First we show that ${A}$ has no generalized eigenvectors of order ${2}$ (or higher). Fix ${\lambda\in\mathbb{C}}$, and define ${A' = A-\lambda I}$. Since ${I = I^*}$ commutes with every ${n\times n}$ matrix, ${A'}$ is normal. It suffices to show that ${A'X=0}$ whenever ${A'^2 X = 0}$ (here ${X\in\mathbb{C}^n}$ is a vector). Suppose the latter holds. Since ${A',A'^*}$ commute,

$\displaystyle \lvert A'^*A' X\rvert^2 = [X^* A'^*A'] [A'^*A' X] = [X^*(A'^*)^2] [A'^2 X] = 0 \implies A'^*A' X = 0,$

from which it similarly follows that

$\displaystyle \lvert A'X \rvert^2 = [X^*A'^*] [A'X] = X^* (A'^*A' X) = 0 \implies A'X = 0,$

as desired.

Hence ${A}$ has all Jordan blocks of size ${1}$ (${A}$ is diagonalizable). Let ${\lambda_1,\ldots,\lambda_k}$ be the distinct eigenvalues of ${A}$, with corresponding eigenspaces ${E_{\lambda_1},\ldots,E_{\lambda_k}}$, so that ${\mathbb{C}^n = \bigoplus_{i=1}^{k} E_{\lambda_i}}$.

We now prove that the ${E_{\lambda_i}}$ are pairwise orthogonal. Let ${r,s}$ be two distinct indices and take ${X\in E_{\lambda_r}}$, ${Y\in E_{\lambda_s}}$. Let ${A' = A-\lambda_r I}$, so ${A'}$ is normal as before.

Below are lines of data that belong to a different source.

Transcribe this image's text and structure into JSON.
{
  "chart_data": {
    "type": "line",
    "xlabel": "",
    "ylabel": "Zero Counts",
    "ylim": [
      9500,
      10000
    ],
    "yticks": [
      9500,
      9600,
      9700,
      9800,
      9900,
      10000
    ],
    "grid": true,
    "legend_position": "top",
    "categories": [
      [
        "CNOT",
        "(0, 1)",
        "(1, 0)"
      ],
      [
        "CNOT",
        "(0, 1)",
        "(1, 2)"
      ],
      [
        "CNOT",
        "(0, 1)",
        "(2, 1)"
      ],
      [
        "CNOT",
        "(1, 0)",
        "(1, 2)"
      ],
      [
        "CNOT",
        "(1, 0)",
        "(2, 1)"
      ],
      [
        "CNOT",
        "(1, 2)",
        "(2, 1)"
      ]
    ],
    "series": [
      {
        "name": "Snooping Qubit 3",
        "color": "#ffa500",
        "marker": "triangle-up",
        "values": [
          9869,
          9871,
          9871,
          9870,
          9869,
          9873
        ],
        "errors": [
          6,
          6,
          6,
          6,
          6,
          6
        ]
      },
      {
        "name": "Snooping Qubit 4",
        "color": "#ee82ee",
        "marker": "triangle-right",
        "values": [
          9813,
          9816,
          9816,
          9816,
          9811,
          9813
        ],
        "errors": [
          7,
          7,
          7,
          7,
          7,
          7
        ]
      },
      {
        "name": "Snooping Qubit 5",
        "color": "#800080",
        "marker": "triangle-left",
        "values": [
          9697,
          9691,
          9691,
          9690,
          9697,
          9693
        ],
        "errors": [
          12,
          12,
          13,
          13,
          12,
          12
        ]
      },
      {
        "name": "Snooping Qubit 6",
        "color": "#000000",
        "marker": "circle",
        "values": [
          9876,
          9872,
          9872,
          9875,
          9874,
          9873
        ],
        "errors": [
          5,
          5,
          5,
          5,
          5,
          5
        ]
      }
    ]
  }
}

Then ${A'X = 0}$ (by definition), so

$\displaystyle \lvert A'^* X \rvert^2 = [X^*A'] [A'^*X] = [X^*A'^*] [A'X] = 0\implies A'^*X = 0\implies A^* X = \overline{\lambda_r} X.$

Therefore

$\displaystyle X^* (\lambda_s Y) = X^* (AY) = (A^* X)^* Y = (\lambda_r X^*)Y \implies (\lambda_r-\lambda_s) X^*Y = 0,$

so ${\lambda_r\ne\lambda_s}$ forces ${X^*Y = 0}$, establishing the desired orthogonality.

Finally, we can just choose arbitrary orthonormal bases for the (nondegenerate) individual ${E_{\lambda_i}}$, and merge the resulting ${k}$ bases into a single orthonormal basis of eigenvectors for ${A}$, so we’re done.